In the context of initial creation, we are told of the creation of man — first Adam, followed by his wife, Eve. Humanity is God’s greatest creation. God, of course, as Creators, is supreme in every sense of the word. The psalmist expressed his amazement at this in Psalm 8:3-5: "When I look at your heavens, the work of your fingers, the moon and the stars, which you have set in place, what is man that you are mindful of him, and the son of man that you care for him?

Yet you have made him a little lower than the heavenly beings and crowned him with glory and honor."

Yes, God is primary, superior to his creation — including man — in every way. And man is the only one of God’s creatures that violates his Creator’s will. Th history of this violation, and the Lord’s way of dealing with it, is revealed in scripture to help men know how we can find our way back home.

As Creator, God loved man so much he was willing to send his son as the sacrifice for sin. As the redeemed (lit., a “recovered possession;” to “buy back”), we have been given the blessing and obligation to so live as to glorify our Redeemer. Jesus, the holy Son of God, said, “…let your light shine before others, so that they may see your good works and give glory to your Father who is in heaven” (Matthew 5:16). This is our primary task — to exalt God.

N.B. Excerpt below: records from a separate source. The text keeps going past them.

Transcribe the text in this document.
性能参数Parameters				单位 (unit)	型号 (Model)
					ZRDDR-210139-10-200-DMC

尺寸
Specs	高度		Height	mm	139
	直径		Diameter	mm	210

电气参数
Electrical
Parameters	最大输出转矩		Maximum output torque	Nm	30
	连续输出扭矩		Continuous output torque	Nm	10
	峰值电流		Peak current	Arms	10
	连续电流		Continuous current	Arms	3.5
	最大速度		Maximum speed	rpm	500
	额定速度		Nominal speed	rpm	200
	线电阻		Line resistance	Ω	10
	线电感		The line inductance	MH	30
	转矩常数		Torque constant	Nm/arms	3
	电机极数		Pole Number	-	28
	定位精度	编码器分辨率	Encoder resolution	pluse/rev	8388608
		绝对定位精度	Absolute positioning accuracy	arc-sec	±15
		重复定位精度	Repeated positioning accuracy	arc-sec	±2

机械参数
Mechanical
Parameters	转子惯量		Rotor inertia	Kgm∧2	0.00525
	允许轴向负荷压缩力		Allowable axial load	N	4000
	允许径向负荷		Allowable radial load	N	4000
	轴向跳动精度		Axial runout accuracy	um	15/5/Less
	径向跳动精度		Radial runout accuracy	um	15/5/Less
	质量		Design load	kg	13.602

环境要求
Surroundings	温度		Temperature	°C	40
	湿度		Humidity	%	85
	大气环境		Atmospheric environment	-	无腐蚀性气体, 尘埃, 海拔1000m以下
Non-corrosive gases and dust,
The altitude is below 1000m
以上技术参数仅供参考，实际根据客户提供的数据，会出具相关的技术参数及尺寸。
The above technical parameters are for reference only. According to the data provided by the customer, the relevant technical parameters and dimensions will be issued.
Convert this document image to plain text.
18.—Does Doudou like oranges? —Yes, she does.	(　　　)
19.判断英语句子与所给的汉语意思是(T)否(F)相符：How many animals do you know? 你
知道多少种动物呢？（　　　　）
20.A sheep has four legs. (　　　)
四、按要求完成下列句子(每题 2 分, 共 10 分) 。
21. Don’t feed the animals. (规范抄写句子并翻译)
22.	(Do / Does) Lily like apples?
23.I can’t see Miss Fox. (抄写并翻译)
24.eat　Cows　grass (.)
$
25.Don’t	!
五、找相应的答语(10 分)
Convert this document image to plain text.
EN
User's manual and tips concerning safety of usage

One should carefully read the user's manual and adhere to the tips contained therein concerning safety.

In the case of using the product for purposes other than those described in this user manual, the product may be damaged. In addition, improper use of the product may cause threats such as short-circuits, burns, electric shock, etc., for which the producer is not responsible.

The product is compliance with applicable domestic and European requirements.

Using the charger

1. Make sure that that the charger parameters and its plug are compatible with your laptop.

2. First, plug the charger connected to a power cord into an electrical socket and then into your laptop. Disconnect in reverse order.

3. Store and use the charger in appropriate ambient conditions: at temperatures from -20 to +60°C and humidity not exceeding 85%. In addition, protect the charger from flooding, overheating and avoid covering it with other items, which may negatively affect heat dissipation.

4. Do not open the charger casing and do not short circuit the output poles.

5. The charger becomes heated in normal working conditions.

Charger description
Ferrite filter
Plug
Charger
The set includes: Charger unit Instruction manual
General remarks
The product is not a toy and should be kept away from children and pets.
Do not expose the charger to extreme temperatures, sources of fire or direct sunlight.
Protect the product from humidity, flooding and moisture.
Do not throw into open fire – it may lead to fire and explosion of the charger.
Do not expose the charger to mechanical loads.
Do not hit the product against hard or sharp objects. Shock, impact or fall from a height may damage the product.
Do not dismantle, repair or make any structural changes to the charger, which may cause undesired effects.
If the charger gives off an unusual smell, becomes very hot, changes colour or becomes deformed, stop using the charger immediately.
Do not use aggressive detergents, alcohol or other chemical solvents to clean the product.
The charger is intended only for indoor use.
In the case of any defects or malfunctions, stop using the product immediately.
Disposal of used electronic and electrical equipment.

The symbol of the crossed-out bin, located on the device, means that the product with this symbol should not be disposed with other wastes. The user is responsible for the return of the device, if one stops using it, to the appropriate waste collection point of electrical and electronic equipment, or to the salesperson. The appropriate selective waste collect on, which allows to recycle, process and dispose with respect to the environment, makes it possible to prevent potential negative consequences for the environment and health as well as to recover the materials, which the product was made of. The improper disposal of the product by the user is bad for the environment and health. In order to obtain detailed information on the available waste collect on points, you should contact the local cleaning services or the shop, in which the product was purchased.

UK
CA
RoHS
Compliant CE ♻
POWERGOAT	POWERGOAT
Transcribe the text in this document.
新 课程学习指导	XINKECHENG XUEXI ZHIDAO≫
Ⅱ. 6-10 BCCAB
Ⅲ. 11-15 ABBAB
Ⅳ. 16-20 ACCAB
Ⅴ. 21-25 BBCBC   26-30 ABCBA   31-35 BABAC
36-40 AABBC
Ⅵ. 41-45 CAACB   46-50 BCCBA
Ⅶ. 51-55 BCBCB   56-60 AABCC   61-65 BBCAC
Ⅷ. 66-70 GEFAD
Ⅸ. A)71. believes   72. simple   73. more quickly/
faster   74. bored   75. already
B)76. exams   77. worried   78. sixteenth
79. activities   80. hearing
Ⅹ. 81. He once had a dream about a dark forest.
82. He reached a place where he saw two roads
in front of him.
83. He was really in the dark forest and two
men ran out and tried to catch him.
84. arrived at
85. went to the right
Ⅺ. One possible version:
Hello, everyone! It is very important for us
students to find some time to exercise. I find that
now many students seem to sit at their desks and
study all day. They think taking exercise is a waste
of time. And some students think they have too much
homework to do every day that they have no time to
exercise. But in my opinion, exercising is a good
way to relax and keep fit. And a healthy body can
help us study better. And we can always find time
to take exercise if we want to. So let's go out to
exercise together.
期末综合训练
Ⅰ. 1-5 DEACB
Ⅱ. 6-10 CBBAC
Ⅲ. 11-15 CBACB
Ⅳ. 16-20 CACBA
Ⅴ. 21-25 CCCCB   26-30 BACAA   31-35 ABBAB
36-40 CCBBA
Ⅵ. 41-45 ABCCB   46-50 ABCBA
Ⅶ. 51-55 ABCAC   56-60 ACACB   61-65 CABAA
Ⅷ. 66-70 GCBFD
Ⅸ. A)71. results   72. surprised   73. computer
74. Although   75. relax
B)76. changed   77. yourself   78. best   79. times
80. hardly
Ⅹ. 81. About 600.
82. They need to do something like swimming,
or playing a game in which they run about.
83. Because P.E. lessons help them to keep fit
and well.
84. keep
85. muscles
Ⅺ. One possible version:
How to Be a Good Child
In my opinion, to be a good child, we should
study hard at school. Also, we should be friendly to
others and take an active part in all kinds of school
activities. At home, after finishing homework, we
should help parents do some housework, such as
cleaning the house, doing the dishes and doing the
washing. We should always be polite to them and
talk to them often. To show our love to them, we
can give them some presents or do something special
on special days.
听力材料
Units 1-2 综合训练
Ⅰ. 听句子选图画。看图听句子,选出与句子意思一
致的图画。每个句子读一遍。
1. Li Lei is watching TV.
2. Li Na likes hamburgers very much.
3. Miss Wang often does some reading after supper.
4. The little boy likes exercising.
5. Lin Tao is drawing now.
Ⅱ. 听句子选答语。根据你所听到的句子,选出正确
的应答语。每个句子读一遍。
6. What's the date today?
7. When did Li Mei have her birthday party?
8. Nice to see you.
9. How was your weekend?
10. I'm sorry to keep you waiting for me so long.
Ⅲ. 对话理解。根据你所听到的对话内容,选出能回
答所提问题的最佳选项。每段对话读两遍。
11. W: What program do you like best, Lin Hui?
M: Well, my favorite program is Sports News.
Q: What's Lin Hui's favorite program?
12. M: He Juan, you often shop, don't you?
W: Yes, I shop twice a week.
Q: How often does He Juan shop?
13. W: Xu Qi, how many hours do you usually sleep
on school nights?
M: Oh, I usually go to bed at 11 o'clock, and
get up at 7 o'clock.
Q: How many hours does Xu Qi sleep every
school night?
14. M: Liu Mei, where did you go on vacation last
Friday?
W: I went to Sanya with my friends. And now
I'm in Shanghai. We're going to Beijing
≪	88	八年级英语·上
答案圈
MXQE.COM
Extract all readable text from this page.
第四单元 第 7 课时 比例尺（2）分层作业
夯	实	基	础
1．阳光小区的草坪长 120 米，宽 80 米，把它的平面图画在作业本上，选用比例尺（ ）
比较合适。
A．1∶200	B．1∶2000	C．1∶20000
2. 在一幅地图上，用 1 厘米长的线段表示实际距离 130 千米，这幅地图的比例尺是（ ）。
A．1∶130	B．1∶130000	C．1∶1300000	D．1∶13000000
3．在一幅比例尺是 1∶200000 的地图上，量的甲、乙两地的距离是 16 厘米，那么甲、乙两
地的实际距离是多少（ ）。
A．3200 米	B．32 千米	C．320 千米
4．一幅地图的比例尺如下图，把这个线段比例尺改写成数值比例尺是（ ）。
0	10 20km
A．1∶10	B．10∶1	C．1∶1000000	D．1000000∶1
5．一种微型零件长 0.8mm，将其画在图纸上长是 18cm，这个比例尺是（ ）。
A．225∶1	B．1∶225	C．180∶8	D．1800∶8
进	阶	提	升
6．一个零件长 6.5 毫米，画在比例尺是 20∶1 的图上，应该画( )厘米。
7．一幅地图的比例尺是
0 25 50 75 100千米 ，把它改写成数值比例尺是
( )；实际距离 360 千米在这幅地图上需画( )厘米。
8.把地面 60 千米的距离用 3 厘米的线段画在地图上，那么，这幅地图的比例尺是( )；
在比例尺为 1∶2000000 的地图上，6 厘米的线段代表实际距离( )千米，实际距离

There are thousands of examples of scripture of those who understood and sought to fulfill that primary task. One of those was John, the cousin of Jesus, was miraculously born to Zechariah and Elizabeth, both of whom were too old to conceive.

The apostle John said of this John, “There was a man sent from God, whose name was John. He came as a witness, to bear witness about the light, that all might believe through him. He was not the light, but came to bear witness about the light” (John 1:6-8).

John was “sent from God” — an obvious motivation for him to point to himself as someone special. He was special, of course (in God’s view); but that was not for John to brag about. John’s only God-given task was to testify about what he had seen and heard about and from Jesus as the Messiah – the one sent from God – which he did faithfully. He wasn’t to see himself as even a flashlight, but as a witness pointing to “the light” of Christ, who had come to give everyone an opportunity to believe and be saved. Even in the Lord’s revelation to Zechariah, John’s father, about what his son would become (see Luke 1:14-17), there was an opportunity for John to glory in himself. But he didn’t!

This point is that men tend to want, even in worshipping God as Creator, to sometime do it their way. Remember the song made famous by Frank Sinatra, “My Way,” (1969) and the words “I did it my way.” If God’s will doesn’t fit in with our desires, we may be tempted to follow what we think is best for us. When Eve listened to the serpent (Satan) and ate the forbidden fruit, the precedent as set for a self-willed path to eternal destruction.

May God help us to learn to pay attention to the lessons of scripture.